YouTube can help get you a job even if you don't like putting your face on camera. That's what happened for Stanford student Feross Aboukhadijeh when he created YouTube Instant on a bet to his roommate. Aboukhadijeh built YouTube Instant shortly after the launch of Google Instant to bring the same insta-search features to the video platform.
The CEO of YouTube, Chad Hurley, was so impressed that he offered him a job over Twitter. Aboukhadijeh, now an employee at YouTube, continues to add features to his design while finishing his degree at Stanford.
Not all of us can build a site that will get noticed by major execs, but Aboukhadijeh proves that creativity and hirability aren't limited by your on-screen personality. Try programming, coding, sketching or designing something in your desired field. For example, create a new bird design for Twitter or better user interface for Facebook and post it online — you never know who's watching.
When 23-year-old Brian Freedman saw an ad to write financial articles for iGrad, a financial advice site for college students, he focused on a small side note offering to submit video instead. Freedman created a sample video on how to budget by using envelopes and was offered the job on the spot.
Freedman felt more comfortable speaking in front of a camera than writing a cover letter or traditional resume. YouTube allowed him to show his financial sense and on-screen personality to help him land the job ahead of other potential contributors. "Doing a video with YouTube is much more effective than a resume," Freedman said. "It basically shows what you can do, what you are capable of."
After nine videos, Freedman parted with iGrad to start his own channel taking a bluer (read: NSFW) approach to relationship advice.
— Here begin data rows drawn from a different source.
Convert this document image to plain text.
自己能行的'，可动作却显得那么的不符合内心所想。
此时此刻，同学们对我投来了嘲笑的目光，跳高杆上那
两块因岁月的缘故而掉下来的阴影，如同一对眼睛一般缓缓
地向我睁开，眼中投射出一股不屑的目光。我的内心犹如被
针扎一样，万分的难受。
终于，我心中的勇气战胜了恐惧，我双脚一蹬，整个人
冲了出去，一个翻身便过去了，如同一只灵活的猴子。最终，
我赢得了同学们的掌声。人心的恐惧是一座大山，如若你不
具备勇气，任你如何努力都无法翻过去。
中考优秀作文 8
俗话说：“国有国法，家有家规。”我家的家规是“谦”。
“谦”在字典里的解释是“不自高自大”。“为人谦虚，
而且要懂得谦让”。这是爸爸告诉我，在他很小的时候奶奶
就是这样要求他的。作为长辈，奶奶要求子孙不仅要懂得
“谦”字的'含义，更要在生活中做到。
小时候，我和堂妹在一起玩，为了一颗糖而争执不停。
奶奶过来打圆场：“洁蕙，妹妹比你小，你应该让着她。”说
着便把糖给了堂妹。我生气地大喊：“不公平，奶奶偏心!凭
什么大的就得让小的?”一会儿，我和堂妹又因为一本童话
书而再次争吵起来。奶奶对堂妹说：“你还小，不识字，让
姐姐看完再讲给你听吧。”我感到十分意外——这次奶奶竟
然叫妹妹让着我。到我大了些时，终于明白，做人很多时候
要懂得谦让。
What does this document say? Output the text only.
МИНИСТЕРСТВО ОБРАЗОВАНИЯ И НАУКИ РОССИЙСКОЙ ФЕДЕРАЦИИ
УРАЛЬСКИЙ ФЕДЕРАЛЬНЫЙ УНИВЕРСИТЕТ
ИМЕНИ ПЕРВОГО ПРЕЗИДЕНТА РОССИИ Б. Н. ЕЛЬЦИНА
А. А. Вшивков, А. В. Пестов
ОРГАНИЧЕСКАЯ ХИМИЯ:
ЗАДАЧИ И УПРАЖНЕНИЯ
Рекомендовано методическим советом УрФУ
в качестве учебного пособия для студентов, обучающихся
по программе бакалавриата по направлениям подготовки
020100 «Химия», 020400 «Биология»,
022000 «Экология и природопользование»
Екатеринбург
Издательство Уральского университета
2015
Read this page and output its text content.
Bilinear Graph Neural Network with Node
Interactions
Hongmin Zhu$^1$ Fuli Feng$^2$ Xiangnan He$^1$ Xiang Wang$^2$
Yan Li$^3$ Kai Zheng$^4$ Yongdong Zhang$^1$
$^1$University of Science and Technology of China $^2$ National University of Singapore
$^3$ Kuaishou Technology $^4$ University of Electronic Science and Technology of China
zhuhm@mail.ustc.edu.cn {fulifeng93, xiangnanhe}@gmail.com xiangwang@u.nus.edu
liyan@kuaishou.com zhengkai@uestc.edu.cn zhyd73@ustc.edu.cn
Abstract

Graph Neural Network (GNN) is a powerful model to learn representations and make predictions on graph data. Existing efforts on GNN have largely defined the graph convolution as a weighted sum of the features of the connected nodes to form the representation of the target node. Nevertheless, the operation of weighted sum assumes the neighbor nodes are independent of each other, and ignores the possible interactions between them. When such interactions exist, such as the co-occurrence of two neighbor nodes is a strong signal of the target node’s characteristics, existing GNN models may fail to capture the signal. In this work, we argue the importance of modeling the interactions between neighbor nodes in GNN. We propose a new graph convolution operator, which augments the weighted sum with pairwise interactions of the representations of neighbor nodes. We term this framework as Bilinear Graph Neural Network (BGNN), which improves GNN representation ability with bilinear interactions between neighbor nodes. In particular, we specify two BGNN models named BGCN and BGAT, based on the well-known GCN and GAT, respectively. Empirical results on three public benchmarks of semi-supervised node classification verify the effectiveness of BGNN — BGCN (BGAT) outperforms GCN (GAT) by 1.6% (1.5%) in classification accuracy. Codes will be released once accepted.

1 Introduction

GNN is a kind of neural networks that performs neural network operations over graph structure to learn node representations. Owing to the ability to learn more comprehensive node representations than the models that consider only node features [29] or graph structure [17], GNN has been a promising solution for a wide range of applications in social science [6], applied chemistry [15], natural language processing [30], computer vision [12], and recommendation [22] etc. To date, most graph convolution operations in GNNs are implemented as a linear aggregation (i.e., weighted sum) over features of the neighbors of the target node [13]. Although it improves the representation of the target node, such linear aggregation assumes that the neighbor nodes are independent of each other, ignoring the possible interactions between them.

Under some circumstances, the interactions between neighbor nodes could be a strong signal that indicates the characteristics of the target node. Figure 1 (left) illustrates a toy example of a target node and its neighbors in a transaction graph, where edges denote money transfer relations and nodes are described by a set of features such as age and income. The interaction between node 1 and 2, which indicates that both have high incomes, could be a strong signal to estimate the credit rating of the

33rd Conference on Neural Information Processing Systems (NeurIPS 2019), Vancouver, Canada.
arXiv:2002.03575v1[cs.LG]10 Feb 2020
He was able to build his brand and draw in far more followers than with iGrad.
hese days, it's not uncommon for a company or employer to host a video contest on YouTube to draw in potential candidates. For example, Dr. Pepper teamed up with Step Up Director Jon M. Chu to hold a YouTube Dance Contest to find a dancer to feature in an Ultra Records music video — check out the winner's video above.
Video contests are so popular on YouTube that it has an entire page dedicated to contests ranging from short film contests to social good efforts. Keep an eye out for contests in your area of expertise and enter when the right opportunity comes along.
YouTube is a simple, snappy way to get yourself seen. Aside from the social media pop and pizazz, it's quickly becoming an effective way to own SEO terms, build a brand, and find jobs. While some video proficiency helps, fancy film work and high tech cameras aren't key to success. Approach YouTube with creativity, authenticity and consistency, and the results might just come your way.